After that point, data will represent the majority of U.S. service provider revenue, for the first time, according to projections by analyst Chetan Sharma.
The U.S. mobile data market grew 14 percent year-over-year to reach $21 billion in mobile data revenues, according to Sharma.
In 2013, U.S. mobile service providers will earn $90 billion in mobile data service revenues. Verizon and AT&T between them represent 70 percent of the mobile data services revenue and 66 percent of the customer base.
The data also illustrates how the maturing market now will be lead by changes in revenues per account, as the number of new human accounts (not machine to machine connections) that can be added is dwindling.
In the first quarter of 2013, 1.1 million new connections were activated, a decline of 60 percent, year over year, Sharma says.
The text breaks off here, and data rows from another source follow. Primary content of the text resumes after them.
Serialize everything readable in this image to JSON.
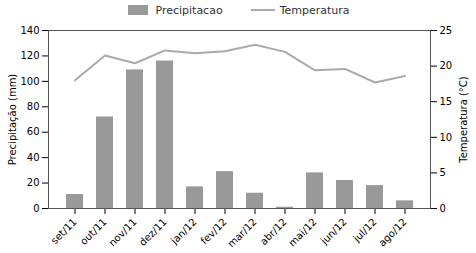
{
  "chart_data": {
    "type": "bar",
    "categories": [
      "set/11",
      "out/11",
      "nov/11",
      "dez/11",
      "jan/12",
      "fev/12",
      "mar/12",
      "abr/12",
      "mai/12",
      "jun/12",
      "jul/12",
      "ago/12"
    ],
    "series": [
      {
        "name": "Precipitacao",
        "type": "bar",
        "color": "#999999",
        "values": [
          11,
          72,
          109,
          116,
          17,
          29,
          12,
          1,
          28,
          22,
          18,
          6
        ]
      },
      {
        "name": "Temperatura",
        "type": "line",
        "color": "#aaaaaa",
        "axis": "y2",
        "values": [
          18,
          21.5,
          20.4,
          22.2,
          21.8,
          22.1,
          23,
          22,
          19.4,
          19.6,
          17.7,
          18.6
        ]
      }
    ],
    "ylabel": "Precipitação (mm)",
    "y2label": "Temperatura (°C)",
    "ylim": [
      0,
      140
    ],
    "yticks": [
      0,
      20,
      40,
      60,
      80,
      100,
      120,
      140
    ],
    "y2lim": [
      0,
      25
    ],
    "y2ticks": [
      0,
      5,
      10,
      15,
      20,
      25
    ],
    "legend": "top"
  }
}
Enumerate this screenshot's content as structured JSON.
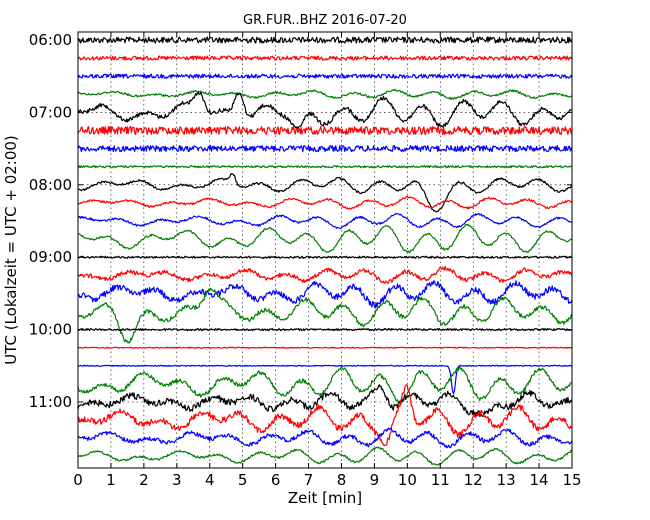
{
  "chart_data": {
    "type": "line",
    "title": "GR.FUR..BHZ 2016-07-20",
    "xlabel": "Zeit  [min]",
    "ylabel": "UTC (Lokalzeit = UTC + 02:00)",
    "xlim": [
      0,
      15
    ],
    "x_ticks": [
      "0",
      "1",
      "2",
      "3",
      "4",
      "5",
      "6",
      "7",
      "8",
      "9",
      "10",
      "11",
      "12",
      "13",
      "14",
      "15"
    ],
    "y_ticks": [
      "06:00",
      "07:00",
      "08:00",
      "09:00",
      "10:00",
      "11:00"
    ],
    "grid": true,
    "colors": [
      "#000000",
      "#ff0000",
      "#0000ff",
      "#008000"
    ],
    "traces": [
      {
        "start": "06:00",
        "color": "#000000"
      },
      {
        "start": "06:15",
        "color": "#ff0000"
      },
      {
        "start": "06:30",
        "color": "#0000ff"
      },
      {
        "start": "06:45",
        "color": "#008000"
      },
      {
        "start": "07:00",
        "color": "#000000"
      },
      {
        "start": "07:15",
        "color": "#ff0000"
      },
      {
        "start": "07:30",
        "color": "#0000ff"
      },
      {
        "start": "07:45",
        "color": "#008000"
      },
      {
        "start": "08:00",
        "color": "#000000"
      },
      {
        "start": "08:15",
        "color": "#ff0000"
      },
      {
        "start": "08:30",
        "color": "#0000ff"
      },
      {
        "start": "08:45",
        "color": "#008000"
      },
      {
        "start": "09:00",
        "color": "#000000"
      },
      {
        "start": "09:15",
        "color": "#ff0000"
      },
      {
        "start": "09:30",
        "color": "#0000ff"
      },
      {
        "start": "09:45",
        "color": "#008000"
      },
      {
        "start": "10:00",
        "color": "#000000"
      },
      {
        "start": "10:15",
        "color": "#ff0000"
      },
      {
        "start": "10:30",
        "color": "#0000ff"
      },
      {
        "start": "10:45",
        "color": "#008000"
      },
      {
        "start": "11:00",
        "color": "#000000"
      },
      {
        "start": "11:15",
        "color": "#ff0000"
      },
      {
        "start": "11:30",
        "color": "#0000ff"
      },
      {
        "start": "11:45",
        "color": "#008000"
      }
    ]
  }
}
But most of those net additions were of the prepaid variety.
U.S. operators added 200,000 postpaid subs and 1.2 million total net new subscribers. Verizon got 720,000 of the net adds. AT&T got 291,000 and T-Mobile added 5,000.
So between them, Verizon and AT&T accounted for 86 percent of the net adds.
Though overall average revenue per user increased 35 cents, voice ARPU declined by 42 cents. Average data ARPU grew by 87 cents, sequentially.
Smart phones represented about 85 percent of the devices sold in the first quarter of 2013.
And it never is too soon for service providers to get ready for the next wave of growth after mobile data.
The next wave of growth might be significantly more challenging, though, as it might involve creating new lines of business beyond today’s voice, messaging, Internet access framework, and involve multiple lines of business such as cloud computing, commerce, payments, connected home or connected automobile, identity management and analytics that each will face serious competitors.
Beyond that, each of the new businesses are vertical rather than horizontal, meaning each new opportunity is a niche, compared to the universal “voice, data, messaging” appeal of basic mobility.